In the current situation of diminishing economic activity, with the complete shutdown of industries and sectors across the globe, it’s obvious that the “easy times” of the last decade are gone forever and professional investors need to actually support their investees to navigate through tight cash management, pivots into new areas/ products/ services, a whole lot of redundancies and even direct shutdowns/ write-offs.
So the first thing any professional investor does is keep dry powder (cash) at hand. Thus being able to provide bridge financing (extra cash) to their existing portfolio of investments since runways need to be recalculated and prolonged for at least a 12 month period, with sales figures going southward in double digits.
Having said that, professional investors, are still looking for investment opportunities even though their daily schedules has changed dramatically through WFH (a.k.a. no Partner meetings), travel restrictions do not allow to meet founders F2F, uncertainty levels across the globe increase on a daily basis and they still need to keep dry powder for their existing investments.

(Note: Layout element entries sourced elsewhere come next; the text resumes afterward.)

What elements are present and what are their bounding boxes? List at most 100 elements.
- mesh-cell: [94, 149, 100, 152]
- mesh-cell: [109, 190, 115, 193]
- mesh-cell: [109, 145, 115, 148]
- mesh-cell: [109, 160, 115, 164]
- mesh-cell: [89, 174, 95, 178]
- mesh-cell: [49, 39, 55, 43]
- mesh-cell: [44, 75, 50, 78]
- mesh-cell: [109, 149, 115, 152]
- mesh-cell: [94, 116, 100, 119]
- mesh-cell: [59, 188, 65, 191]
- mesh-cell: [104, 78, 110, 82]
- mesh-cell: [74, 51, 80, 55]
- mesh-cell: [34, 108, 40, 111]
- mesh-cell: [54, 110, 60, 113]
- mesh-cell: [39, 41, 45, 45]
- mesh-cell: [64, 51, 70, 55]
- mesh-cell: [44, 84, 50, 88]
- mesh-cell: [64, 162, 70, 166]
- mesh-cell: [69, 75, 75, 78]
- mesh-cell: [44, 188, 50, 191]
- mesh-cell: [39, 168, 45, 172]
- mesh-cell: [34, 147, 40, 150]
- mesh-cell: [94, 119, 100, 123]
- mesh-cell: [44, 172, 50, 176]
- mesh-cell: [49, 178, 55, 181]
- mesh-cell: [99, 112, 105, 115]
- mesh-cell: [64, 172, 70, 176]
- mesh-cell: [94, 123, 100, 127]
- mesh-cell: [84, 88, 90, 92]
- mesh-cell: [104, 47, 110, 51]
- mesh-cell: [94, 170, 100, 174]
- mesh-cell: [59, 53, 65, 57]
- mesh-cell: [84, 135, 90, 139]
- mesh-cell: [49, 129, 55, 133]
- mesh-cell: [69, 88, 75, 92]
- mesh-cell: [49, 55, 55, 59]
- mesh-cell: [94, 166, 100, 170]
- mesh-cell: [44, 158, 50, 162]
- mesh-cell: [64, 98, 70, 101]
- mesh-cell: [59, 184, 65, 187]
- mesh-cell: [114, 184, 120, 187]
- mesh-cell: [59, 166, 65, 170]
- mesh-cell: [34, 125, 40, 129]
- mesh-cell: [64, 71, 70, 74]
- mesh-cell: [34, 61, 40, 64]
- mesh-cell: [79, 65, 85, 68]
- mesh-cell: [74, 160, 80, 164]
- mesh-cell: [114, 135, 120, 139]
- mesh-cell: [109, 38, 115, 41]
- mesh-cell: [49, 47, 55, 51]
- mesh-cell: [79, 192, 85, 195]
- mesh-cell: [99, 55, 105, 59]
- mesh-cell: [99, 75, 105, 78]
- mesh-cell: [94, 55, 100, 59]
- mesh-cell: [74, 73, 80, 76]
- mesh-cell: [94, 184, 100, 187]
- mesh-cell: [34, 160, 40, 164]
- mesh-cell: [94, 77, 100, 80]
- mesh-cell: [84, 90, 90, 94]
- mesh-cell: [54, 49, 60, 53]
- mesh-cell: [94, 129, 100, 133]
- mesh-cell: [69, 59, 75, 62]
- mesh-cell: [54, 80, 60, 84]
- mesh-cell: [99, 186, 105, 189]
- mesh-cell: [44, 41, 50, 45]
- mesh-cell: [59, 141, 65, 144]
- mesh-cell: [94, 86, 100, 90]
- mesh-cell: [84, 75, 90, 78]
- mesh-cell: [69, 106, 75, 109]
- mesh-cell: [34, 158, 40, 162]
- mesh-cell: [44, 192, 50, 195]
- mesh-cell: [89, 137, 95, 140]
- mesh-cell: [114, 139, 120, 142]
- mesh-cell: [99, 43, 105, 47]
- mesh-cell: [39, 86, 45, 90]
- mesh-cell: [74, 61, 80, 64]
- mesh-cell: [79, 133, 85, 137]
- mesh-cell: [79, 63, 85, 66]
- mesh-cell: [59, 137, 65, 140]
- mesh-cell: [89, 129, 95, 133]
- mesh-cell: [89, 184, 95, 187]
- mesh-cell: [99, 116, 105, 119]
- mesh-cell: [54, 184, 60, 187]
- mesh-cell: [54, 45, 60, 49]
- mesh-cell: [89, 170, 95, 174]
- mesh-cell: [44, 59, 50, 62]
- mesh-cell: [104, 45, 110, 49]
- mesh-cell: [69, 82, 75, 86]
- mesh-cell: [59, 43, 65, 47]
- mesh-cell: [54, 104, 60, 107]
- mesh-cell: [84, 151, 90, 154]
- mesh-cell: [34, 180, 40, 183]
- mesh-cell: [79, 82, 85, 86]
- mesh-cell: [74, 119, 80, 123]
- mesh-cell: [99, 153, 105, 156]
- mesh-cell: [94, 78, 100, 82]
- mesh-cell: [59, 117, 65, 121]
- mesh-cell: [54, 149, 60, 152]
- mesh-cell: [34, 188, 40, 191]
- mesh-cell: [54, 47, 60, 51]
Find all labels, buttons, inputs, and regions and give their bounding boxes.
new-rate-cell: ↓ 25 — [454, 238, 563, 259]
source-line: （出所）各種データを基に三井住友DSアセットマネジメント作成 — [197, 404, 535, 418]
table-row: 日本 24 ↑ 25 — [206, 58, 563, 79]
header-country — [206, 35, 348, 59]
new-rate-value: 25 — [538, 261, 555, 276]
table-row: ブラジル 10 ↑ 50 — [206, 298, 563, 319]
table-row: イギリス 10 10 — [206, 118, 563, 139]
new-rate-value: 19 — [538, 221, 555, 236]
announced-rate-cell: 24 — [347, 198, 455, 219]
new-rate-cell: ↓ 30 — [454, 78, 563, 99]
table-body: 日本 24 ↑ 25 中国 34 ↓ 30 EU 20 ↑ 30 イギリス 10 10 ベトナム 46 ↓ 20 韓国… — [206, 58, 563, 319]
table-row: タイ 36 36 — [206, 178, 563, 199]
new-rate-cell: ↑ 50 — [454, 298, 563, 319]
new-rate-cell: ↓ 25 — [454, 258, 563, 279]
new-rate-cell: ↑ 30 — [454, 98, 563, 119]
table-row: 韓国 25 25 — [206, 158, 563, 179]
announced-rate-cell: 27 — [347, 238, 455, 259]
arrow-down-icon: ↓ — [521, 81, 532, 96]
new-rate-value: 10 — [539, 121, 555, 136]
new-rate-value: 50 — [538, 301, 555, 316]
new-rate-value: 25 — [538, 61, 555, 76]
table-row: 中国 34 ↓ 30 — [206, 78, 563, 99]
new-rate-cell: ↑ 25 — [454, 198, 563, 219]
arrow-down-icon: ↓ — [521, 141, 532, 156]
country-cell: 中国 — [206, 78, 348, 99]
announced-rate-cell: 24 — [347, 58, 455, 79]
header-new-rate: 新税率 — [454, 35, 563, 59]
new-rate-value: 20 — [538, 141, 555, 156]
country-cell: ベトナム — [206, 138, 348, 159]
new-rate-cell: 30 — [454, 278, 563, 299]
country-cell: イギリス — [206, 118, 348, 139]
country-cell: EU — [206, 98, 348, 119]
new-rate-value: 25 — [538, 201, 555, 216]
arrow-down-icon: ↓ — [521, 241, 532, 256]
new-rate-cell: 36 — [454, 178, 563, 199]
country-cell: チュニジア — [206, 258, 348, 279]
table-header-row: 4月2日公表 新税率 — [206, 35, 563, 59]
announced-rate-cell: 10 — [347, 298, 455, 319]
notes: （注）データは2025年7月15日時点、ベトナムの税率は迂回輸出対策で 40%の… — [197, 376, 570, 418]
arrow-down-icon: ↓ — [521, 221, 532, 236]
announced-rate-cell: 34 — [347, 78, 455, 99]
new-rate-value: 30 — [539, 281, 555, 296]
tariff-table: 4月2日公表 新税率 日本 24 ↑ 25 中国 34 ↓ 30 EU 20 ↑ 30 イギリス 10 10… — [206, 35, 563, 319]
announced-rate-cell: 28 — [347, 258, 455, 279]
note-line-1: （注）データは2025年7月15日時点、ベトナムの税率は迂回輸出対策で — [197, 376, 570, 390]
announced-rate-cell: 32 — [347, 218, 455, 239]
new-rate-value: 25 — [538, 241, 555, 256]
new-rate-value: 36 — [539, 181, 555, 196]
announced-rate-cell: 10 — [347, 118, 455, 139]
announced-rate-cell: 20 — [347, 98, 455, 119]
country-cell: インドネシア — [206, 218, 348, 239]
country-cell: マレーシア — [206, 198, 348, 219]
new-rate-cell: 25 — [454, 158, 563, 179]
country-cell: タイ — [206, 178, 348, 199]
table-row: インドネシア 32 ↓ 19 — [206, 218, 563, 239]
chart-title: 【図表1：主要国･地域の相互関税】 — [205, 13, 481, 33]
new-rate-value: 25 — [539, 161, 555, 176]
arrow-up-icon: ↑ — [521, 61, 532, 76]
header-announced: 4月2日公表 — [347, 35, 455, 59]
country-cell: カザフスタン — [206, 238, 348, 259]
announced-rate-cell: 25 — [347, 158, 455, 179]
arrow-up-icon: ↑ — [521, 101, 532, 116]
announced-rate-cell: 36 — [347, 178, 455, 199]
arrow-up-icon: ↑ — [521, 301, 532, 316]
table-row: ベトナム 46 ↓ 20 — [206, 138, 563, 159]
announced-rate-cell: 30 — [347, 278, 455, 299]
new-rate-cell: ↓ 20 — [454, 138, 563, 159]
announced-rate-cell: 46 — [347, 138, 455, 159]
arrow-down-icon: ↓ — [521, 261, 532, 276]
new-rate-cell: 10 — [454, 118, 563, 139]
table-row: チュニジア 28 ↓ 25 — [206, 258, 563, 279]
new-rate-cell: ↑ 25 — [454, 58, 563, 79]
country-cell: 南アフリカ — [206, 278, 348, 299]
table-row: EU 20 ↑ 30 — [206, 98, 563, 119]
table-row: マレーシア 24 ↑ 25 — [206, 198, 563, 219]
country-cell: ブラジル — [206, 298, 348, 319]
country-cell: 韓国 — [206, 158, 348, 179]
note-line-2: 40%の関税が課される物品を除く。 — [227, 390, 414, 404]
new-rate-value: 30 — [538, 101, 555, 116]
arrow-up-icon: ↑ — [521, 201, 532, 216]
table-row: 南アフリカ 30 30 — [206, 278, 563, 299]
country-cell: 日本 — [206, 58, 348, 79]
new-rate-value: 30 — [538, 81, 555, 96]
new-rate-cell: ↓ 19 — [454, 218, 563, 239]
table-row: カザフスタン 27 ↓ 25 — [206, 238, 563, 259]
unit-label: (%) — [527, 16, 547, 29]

As a founder building something out of nothing in the middle of a global crisis, you need to over communicate your story and its relevance to the current and the future needs of the clients you serve.
As a founder you need to consider sharing more information earlier that latter with your potential investors and engaging your #2 personnel in the fundraising process from the very beginning. You need to provide client references and endorsements early in the process and prepare them (your clients) to answer on investor requests, also providing personal references for the founders themselves, will assist the preliminary desktop research undertaken by the professional investor.
Last but not least, in the era where videoconferencing is the new F2F the first impression of a team plays an important role in decision making, so have everybody prepped for video conferencing (attire, background, controlled noise levels, agenda, bandwidth & Master of Ceremony (MC) to navigate) and have the presenter work with two screens; one running the presentation and one monitoring the body language of the audience and all of this this takes practice (aka time & effort).
These are few tips and tricks we have learned from our current fundraisers both in the EU and the USA.